CfE: Gibbs Free Energy (Balancing Energy and Entropy)

Gibbs Free Energy (Balancing Energy and Entropy)

We spoke at the beginning of the course about the fact that equilibrium requires:

VLE cartoon

$T_v = T_L \rightarrow$ thermal equilibrium

$P_v = P_L \rightarrow$ mechanical equilibrium

What else?!

Our discussion of entropy suggests that our other condition(s) for equilibrium should be related to minimizing entropy; however, that is difficult to quantify because we need to examine the entire universe in order to do so.

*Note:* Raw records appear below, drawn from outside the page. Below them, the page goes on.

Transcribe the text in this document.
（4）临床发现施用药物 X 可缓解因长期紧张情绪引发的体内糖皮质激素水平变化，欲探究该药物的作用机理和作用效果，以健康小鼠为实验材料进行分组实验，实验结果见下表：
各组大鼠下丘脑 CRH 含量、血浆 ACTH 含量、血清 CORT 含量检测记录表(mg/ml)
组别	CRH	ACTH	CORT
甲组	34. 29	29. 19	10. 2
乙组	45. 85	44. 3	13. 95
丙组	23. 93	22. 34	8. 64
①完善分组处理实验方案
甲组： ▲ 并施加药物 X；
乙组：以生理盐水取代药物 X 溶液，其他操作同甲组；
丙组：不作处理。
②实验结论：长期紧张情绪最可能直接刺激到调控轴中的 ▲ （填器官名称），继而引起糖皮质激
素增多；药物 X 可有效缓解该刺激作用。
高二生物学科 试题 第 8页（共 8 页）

$\Delta S_{universe} \rightarrow maximized$

Instead, let's start with the first law for the closed system above (where a pure-species vapor and liquid are in equilibrium):

$dU = \delta Q + \delta W$

$dU = \delta Q - PdV$

Since we must have mechanical equilibrium, we know that $P=P_v=P_L$ so that $dP = 0$. Because of this we can subtract $VdP$ from this equation without changing anything, so

$dU = \delta Q - PdV - VdP = \delta Q - d(PV)$

Rearranging and using the definition of enthalpy:

$dU + d(PV) = dH = \delta Q$

Now invoking the second law, we know that a real process satisfies:

$dS \ge \frac{\delta Q}{T}$

Rearranging and using our result from above:

$T dS \ge \delta Q = dH$ so that $T dS \ge dH$


$dH - T dS \le 0$

Recalling the definition of the Gibbs free energy ($G$), we write

$G \equiv H - TS$

so that

$dG = dH - d(TS) = dH - TdS - SdT$

Once again, equilibrium requires that $T=T_v=T_L$ so that $dT=0$, and

$dG = dH - TdS$

Combining with earlier result, we find that a useful condition for equilibrium is that

$dG \le 0 $


While one might be tempted to presume that equilibrium between vapor and liquid would not be possible, due to the fact that the entropy of a vapor is higher than that of a liquid (so why wouldn't it all become vapor?!), this is not true. The fact that it requires energy from outside the system to change the liquid into a vapor means that the increase in entropy of our system would be offset by a decrease in entropy of the surroundings.


The Gibbs free energy simplifies equilibrium considerations because it allows us to only consider the system rather than the universe. It does this by explicitly accounting for entropy changes in the system and energy interactions with the surroundings.


Explain how energetic and entropic effects balance at equilibrium.